DuckDB: The Unsung Hero of 2024
In the world of analytical databases, DuckDB emerged as an unexpected favorite. Known for its portability and ease of use, DuckDB has become the go-to choice for running OLAP (Online Analytical Processing) queries on a smaller scale. Its integration into popular systems, particularly PostgreSQL, proved a game-changer. Four new DuckDB extensions were released in 2024 to make it easier to integrate with PostgreSQL, enhancing support for geospatial data and advanced analytics.
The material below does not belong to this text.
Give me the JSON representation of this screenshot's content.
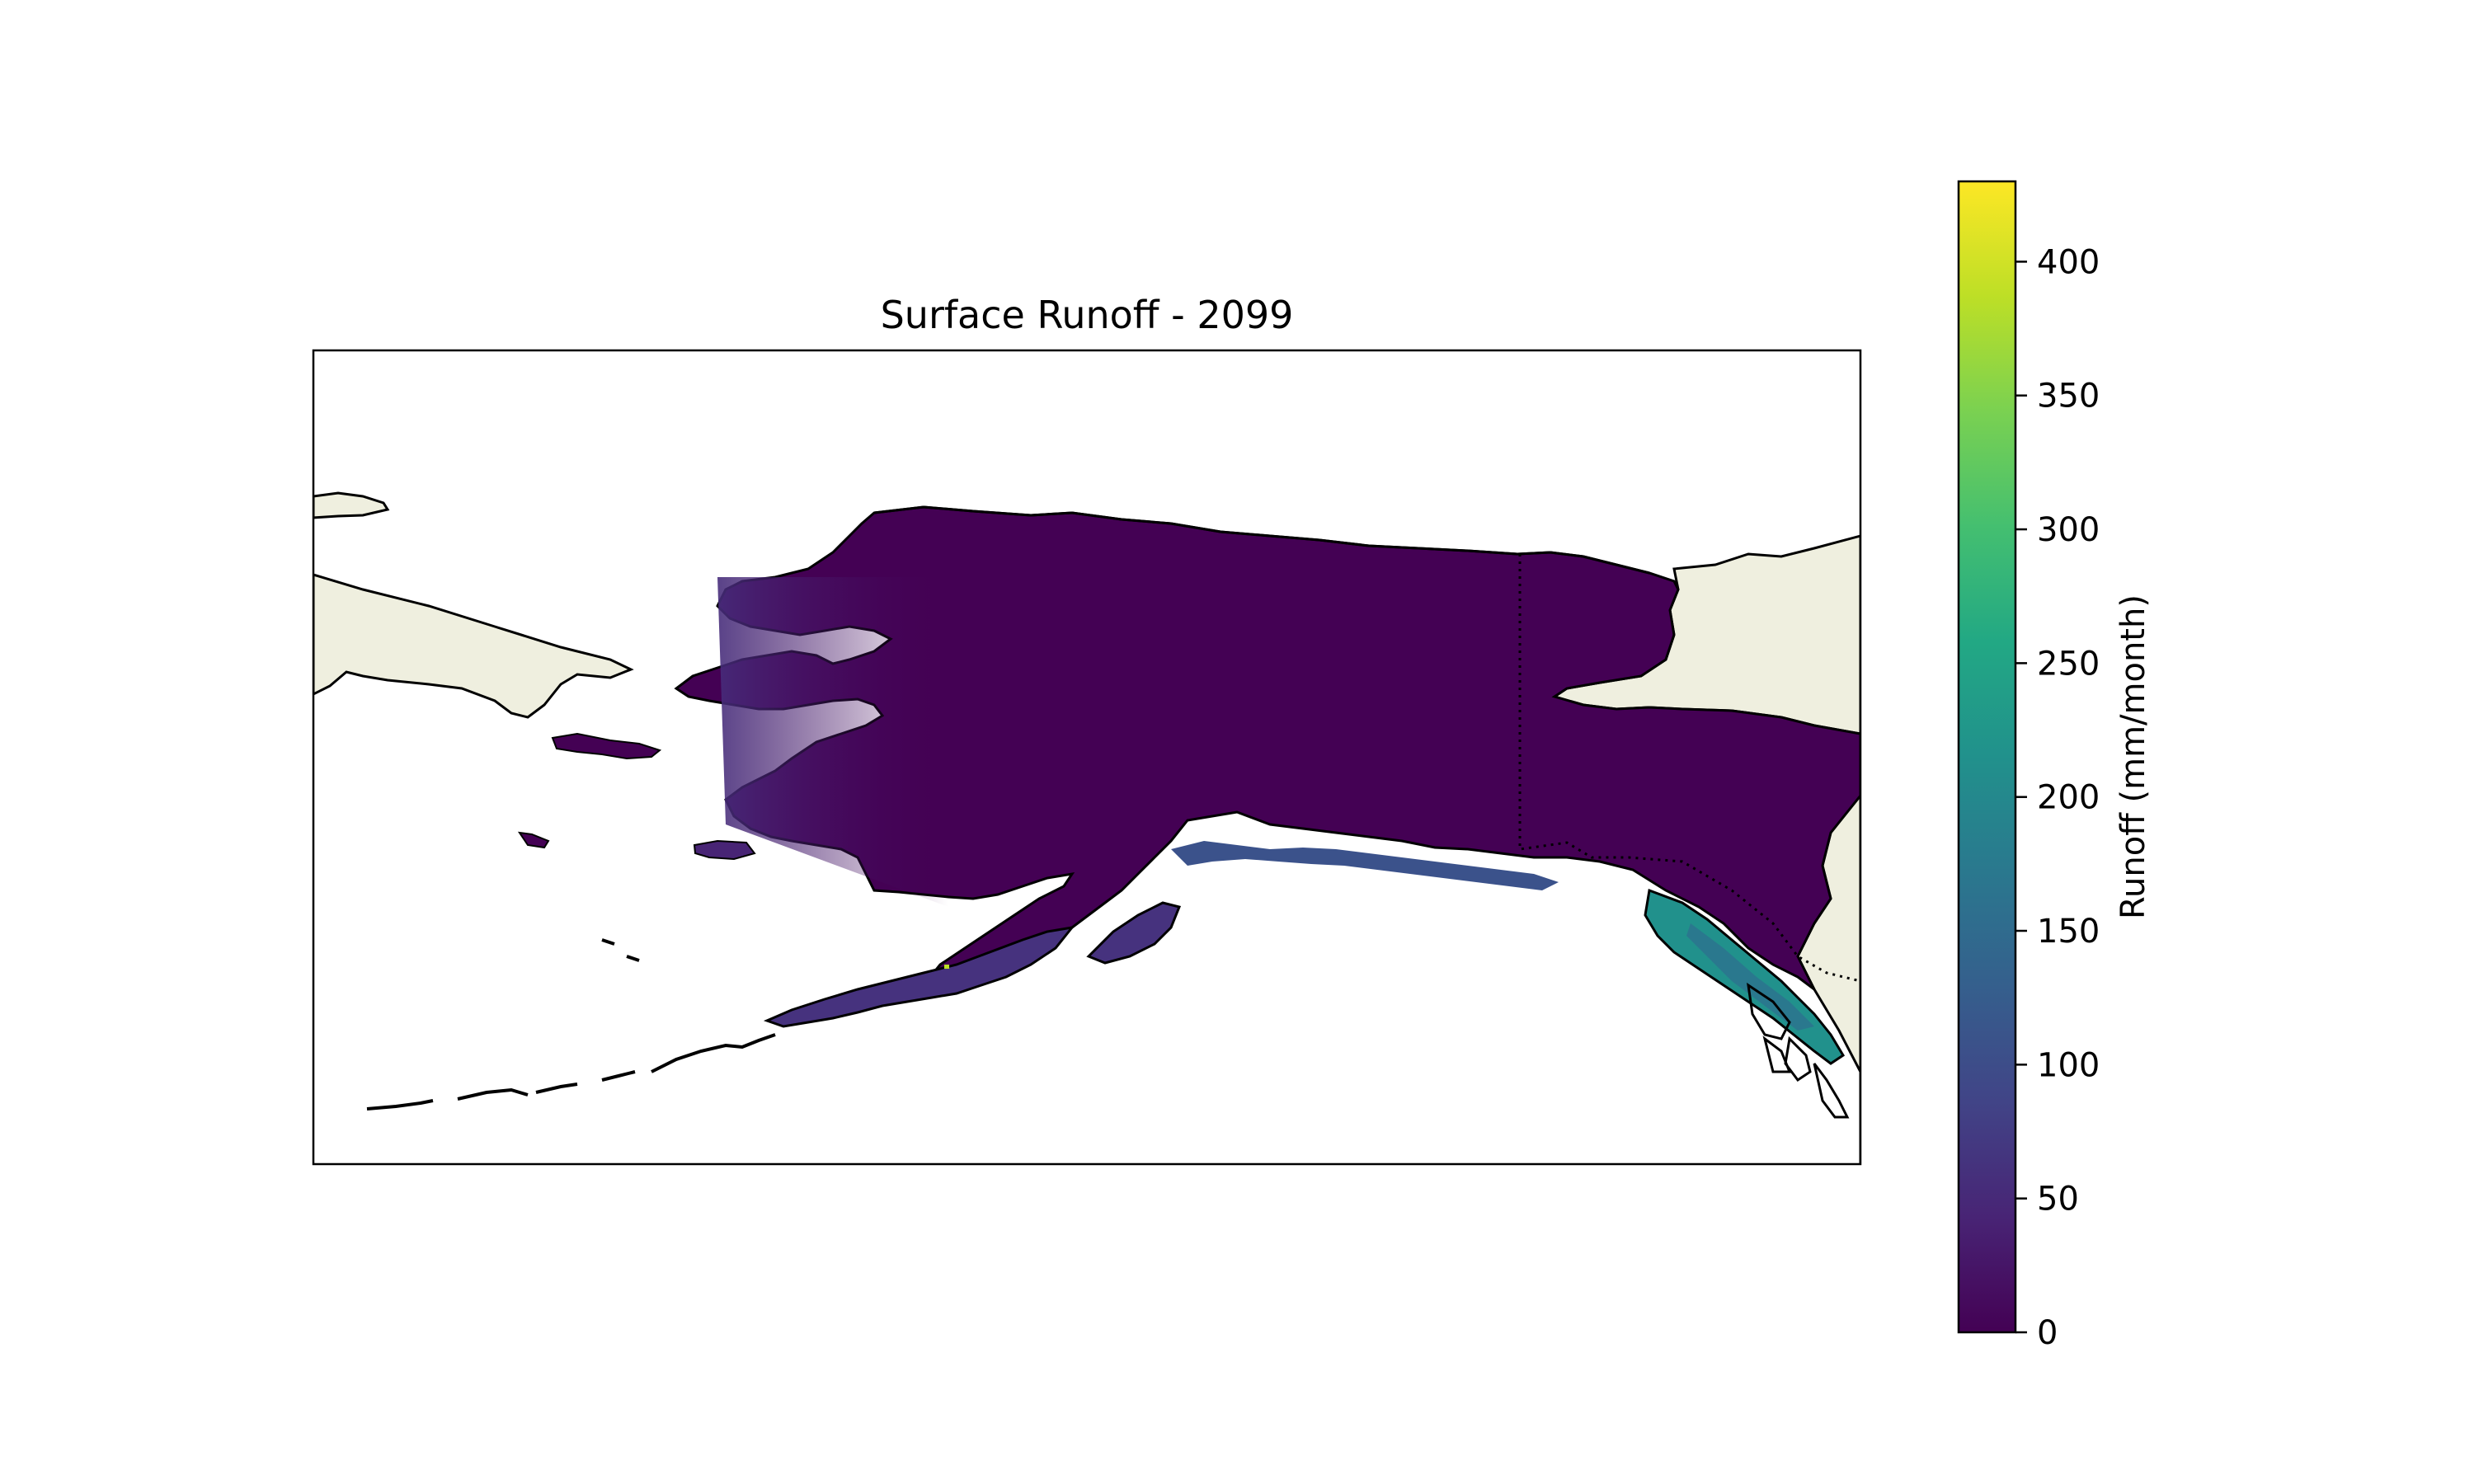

The rise of DuckDB is a testament to how database systems are evolving to meet modern requirements. By offering a streamlined, efficient way to perform high-performance analytics without needing a full-fledged data warehouse, DuckDB has filled an important gap in the analytics market. This shift could disrupt existing database systems, including the likes of ClickHouse and Redshift, which had previously been the go-to choices for analytical workloads.
My Take: Looking Ahead
Looking ahead, it’s clear that the database industry is at a crossroads. The rise of alternative databases like DuckDB, the increasing consolidation of key players, and the constant back-and-forth over licensing models all point to a future where innovation and competition will continue to shape the market. For now, database professionals and organizations must stay agile, as the landscape is bound to keep shifting in unexpected ways.
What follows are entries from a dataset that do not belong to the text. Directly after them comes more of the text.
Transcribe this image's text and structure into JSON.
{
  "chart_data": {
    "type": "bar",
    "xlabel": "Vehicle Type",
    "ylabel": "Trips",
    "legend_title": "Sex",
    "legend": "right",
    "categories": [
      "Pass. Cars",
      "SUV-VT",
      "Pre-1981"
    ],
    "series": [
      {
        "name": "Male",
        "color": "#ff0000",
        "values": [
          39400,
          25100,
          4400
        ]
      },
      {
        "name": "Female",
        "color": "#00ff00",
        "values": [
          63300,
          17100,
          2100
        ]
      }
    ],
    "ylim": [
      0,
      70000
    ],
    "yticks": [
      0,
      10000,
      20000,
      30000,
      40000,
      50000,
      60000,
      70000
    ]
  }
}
The integration of artificial intelligence and machine learning into database management systems is another trend to watch. Databricks and Snowflake’s ongoing investments in AI and large language models (LLMs) show just how much the database industry is overlapping with AI-driven technologies. AI’s potential to automate database optimization, enhance query performance, and even assist with data governance will only become more pronounced in the years to come. With these advancements, databases may become “self-managing” in ways we’ve only begun to imagine, lowering the burden on database administrators and developers while improving efficiency and performance.
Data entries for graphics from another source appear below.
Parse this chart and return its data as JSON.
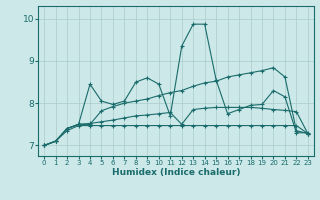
{
  "xlabel": "Humidex (Indice chaleur)",
  "background_color": "#cce8e8",
  "line_color": "#1a6b6b",
  "grid_color": "#aacccc",
  "xlim_min": -0.5,
  "xlim_max": 23.5,
  "ylim_min": 6.75,
  "ylim_max": 10.3,
  "yticks": [
    7,
    8,
    9,
    10
  ],
  "xticks": [
    0,
    1,
    2,
    3,
    4,
    5,
    6,
    7,
    8,
    9,
    10,
    11,
    12,
    13,
    14,
    15,
    16,
    17,
    18,
    19,
    20,
    21,
    22,
    23
  ],
  "series": [
    [
      7.0,
      7.1,
      7.4,
      7.5,
      8.45,
      8.05,
      7.97,
      8.05,
      8.5,
      8.6,
      8.45,
      7.7,
      9.35,
      9.87,
      9.87,
      8.55,
      7.75,
      7.85,
      7.95,
      7.97,
      8.3,
      8.15,
      7.3,
      7.3
    ],
    [
      7.0,
      7.1,
      7.4,
      7.5,
      7.5,
      7.82,
      7.92,
      8.0,
      8.05,
      8.1,
      8.18,
      8.25,
      8.3,
      8.4,
      8.48,
      8.52,
      8.62,
      8.67,
      8.72,
      8.77,
      8.84,
      8.62,
      7.35,
      7.28
    ],
    [
      7.0,
      7.1,
      7.4,
      7.5,
      7.52,
      7.56,
      7.6,
      7.65,
      7.7,
      7.72,
      7.75,
      7.78,
      7.5,
      7.85,
      7.88,
      7.9,
      7.9,
      7.9,
      7.9,
      7.88,
      7.85,
      7.83,
      7.8,
      7.28
    ],
    [
      7.0,
      7.1,
      7.35,
      7.47,
      7.47,
      7.47,
      7.47,
      7.47,
      7.47,
      7.47,
      7.47,
      7.47,
      7.47,
      7.47,
      7.47,
      7.47,
      7.47,
      7.47,
      7.47,
      7.47,
      7.47,
      7.47,
      7.47,
      7.28
    ]
  ]
}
The role of vector databases and their use in AI-driven applications—especially in natural language processing (NLP) and recommendation systems—will also grow. DuckDB, which has proven itself in the analytical space, could pivot toward becoming an even more crucial part of AI/ML workflows, particularly as its integrations with other systems like PostgreSQL continue to evolve. If we see more innovations in this space, expect an increased focus on hybrid models that bridge OLAP and AI/ML capabilities, further blurring the lines between traditional analytics and the AI tools that are becoming essential in every industry.
We may also see transactional/analytical hybrid databases become the norm. Companies are increasingly demanding systems that can handle both OLTP and OLAP workloads without requiring separate infrastructures, leading to new solutions built from the ground up to serve dual purposes. Projects like Iceberg and Hudi, which began as open-source projects for managing large-scale data lakes, could evolve into mainstream tools that bring transactional capabilities to analytic workflows. Expect more investments in these hybrid systems, as organizations aim to reduce complexity and increase performance in data-heavy applications.